Una vez le pregunté a la señorita Barber cómo puede uno comunicar lo necesaria que es la vida, y generar sed de vida en los oyentes. Ella me contestó: “Por una parte, eso depende de Dios, pero por otra, hay cosas de las que los obreros son responsables. Dejemos a un lado lo que le corresponde a Dios. El que labora, por su parte, puede crear o dejar de crear hambre espiritual en los demás dependiendo de lo que él es, no de lo que dice. Cuando una persona que ha avanzado bastante se pone junto a uno que no ha progresado mucho, éste espontáneamente se dará cuenta de lo atrasado que está. Cuando el que es obediente se pone junto con el desobediente, éste reconocerá inevitablemente su propia desobediencia. De la misma manera, cuando uno que es santo se pone al lado de uno que es impío, automáticamente éste se dará cuenta de su impiedad. Si uno no es esta clase de persona, no producirá hambre en otros”.
La naturaleza que heredamos de muchas generaciones es muy propensa a imitar; si la ponemos frente a la santidad, espontáneamente se inclinará a la santidad. Si la ponemos frente a la obediencia, aprenderá automáticamente a obedecer. Nosotros debemos tomar la iniciativa para crecer delante de Dios. Hoy Dios atrae las personas a la orilla del mar por medio de la vida de los vencedores que experimentan la cruz y soportan los sufrimientos. Los sacerdotes entraron al agua primero; ellos permanecieron en las aguas de la muerte. Los vencedores son los pioneros; abren el camino en medio de la oscuridad, y toman la iniciativa de entrar en la muerte. Solamente haciendo esto pueden ayudar a otros a ir adelante de la misma manera.

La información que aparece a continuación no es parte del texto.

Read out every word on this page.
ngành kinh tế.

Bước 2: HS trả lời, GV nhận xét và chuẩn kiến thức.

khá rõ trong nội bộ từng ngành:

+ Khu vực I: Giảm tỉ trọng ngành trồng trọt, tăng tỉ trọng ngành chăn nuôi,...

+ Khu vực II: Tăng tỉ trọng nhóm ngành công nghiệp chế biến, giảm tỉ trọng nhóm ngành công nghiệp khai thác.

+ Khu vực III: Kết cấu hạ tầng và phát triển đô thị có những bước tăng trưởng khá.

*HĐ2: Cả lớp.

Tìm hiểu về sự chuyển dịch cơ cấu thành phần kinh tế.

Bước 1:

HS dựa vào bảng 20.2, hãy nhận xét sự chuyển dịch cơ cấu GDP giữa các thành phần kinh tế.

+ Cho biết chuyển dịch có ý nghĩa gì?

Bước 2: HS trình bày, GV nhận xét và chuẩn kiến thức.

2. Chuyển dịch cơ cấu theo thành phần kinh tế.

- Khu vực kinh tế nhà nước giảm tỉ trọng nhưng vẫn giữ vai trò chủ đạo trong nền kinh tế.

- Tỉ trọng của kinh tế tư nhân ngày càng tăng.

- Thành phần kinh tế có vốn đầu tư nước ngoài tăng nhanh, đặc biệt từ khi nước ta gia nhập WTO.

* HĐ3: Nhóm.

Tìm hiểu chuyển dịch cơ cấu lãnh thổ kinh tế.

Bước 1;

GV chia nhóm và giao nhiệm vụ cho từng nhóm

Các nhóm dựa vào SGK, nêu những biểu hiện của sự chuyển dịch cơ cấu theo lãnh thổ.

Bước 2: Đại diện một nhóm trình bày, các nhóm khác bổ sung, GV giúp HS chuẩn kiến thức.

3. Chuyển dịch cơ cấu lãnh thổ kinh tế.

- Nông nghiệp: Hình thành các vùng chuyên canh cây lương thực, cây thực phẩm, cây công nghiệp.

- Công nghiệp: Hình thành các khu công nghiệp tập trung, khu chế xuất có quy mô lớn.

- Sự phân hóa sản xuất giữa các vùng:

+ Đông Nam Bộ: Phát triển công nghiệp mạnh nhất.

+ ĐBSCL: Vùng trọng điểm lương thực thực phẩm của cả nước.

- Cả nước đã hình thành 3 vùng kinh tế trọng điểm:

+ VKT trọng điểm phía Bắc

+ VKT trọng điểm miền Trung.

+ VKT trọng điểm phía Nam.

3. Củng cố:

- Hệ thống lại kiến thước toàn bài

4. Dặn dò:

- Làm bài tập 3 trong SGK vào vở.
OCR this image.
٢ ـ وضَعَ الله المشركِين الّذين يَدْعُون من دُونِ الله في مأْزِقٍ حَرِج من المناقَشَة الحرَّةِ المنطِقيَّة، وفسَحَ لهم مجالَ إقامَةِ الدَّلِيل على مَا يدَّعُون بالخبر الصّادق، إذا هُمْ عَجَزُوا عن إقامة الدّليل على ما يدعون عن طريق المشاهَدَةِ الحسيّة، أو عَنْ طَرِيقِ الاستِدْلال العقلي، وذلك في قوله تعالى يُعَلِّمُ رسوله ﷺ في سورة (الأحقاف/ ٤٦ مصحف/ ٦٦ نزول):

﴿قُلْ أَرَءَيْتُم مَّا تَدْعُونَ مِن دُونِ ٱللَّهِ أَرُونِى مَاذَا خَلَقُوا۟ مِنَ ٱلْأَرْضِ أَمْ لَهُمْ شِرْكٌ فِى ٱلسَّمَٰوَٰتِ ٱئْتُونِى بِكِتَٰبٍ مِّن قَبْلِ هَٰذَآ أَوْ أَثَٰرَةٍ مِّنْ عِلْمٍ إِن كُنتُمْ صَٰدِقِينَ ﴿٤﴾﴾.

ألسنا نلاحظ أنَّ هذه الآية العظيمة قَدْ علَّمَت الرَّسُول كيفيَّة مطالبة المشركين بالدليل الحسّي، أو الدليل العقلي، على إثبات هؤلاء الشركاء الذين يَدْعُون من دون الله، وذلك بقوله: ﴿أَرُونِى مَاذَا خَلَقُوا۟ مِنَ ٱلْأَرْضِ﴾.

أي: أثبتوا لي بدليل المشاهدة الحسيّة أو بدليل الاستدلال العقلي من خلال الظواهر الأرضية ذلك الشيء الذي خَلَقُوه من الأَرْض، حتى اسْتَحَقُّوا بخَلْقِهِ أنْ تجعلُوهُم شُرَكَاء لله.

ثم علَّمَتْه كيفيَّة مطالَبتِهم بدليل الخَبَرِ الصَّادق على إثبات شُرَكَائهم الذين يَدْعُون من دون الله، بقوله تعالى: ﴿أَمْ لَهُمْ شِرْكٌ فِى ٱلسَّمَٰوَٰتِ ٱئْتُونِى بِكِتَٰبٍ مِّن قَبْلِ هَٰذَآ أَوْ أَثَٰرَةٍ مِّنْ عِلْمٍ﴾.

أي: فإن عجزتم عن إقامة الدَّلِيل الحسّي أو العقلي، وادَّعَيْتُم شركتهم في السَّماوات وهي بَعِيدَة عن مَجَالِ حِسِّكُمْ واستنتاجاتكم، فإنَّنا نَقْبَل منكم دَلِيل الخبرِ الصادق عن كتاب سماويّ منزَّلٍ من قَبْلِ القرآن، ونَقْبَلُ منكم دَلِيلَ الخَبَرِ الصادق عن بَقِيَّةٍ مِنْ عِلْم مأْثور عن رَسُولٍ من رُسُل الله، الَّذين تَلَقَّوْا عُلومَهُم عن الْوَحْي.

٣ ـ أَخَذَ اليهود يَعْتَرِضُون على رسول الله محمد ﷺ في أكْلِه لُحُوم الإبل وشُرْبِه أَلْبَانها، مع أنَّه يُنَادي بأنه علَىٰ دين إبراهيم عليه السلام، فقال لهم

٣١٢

La mayoría de los creyentes del pasado avanzaba a tropezones, pero a los creyentes de hoy se les dice de qué manera han tropezado otros. Lo único que deben hacer ahora es obedecer y permitir que la verdad que ya se ha proclamado constituya su ser. Estos son los que llevan el arca en sus hombros, cuyos pies están en la tierra, y permanecen firmes en el terreno de la muerte. Solamente llevando a Cristo de esta manera en nuestros hombros podemos ser los vencedores. Si Dios no puede obtener tal grupo de vencedores entre nosotros, tendrá que buscar a alguien más.
Cada vez que la cruz nos es aplicada, o cada vez que Dios nos corrige, ¿estamos dispuestos a recibir la disciplina? Esta es la pregunta crucial para nosotros.
(28 de enero, por la tarde)
Lectura bíblica: Jue. 6:1-6, 11-35; 7:1-8, 19-25; 8:1-4
Llegamos ahora a la descripción de la forma en que fueron seleccionados los vencedores, y cómo fueron separados de los que no lo eran.
En el libro de Números dice que todo varón de los israelitas de veinte años para arriba tenía que dedicarse al servicio militar para ir a la guerra por el Señor. En el tiempo de los Jueces, los israelitas se habían degradado. A fin de librar a toda la nación, Dios tuvo que seleccionar trescientos hombres que fueran a pelear la batalla que todos debían pelear, pero que no lo hicieron. La mayoría no dio la talla y no pudo ir a la batalla por Jehová. Muchas personas pueden guardar la fe y finalizar la carrera, pero no saben cómo pelear la buena batalla.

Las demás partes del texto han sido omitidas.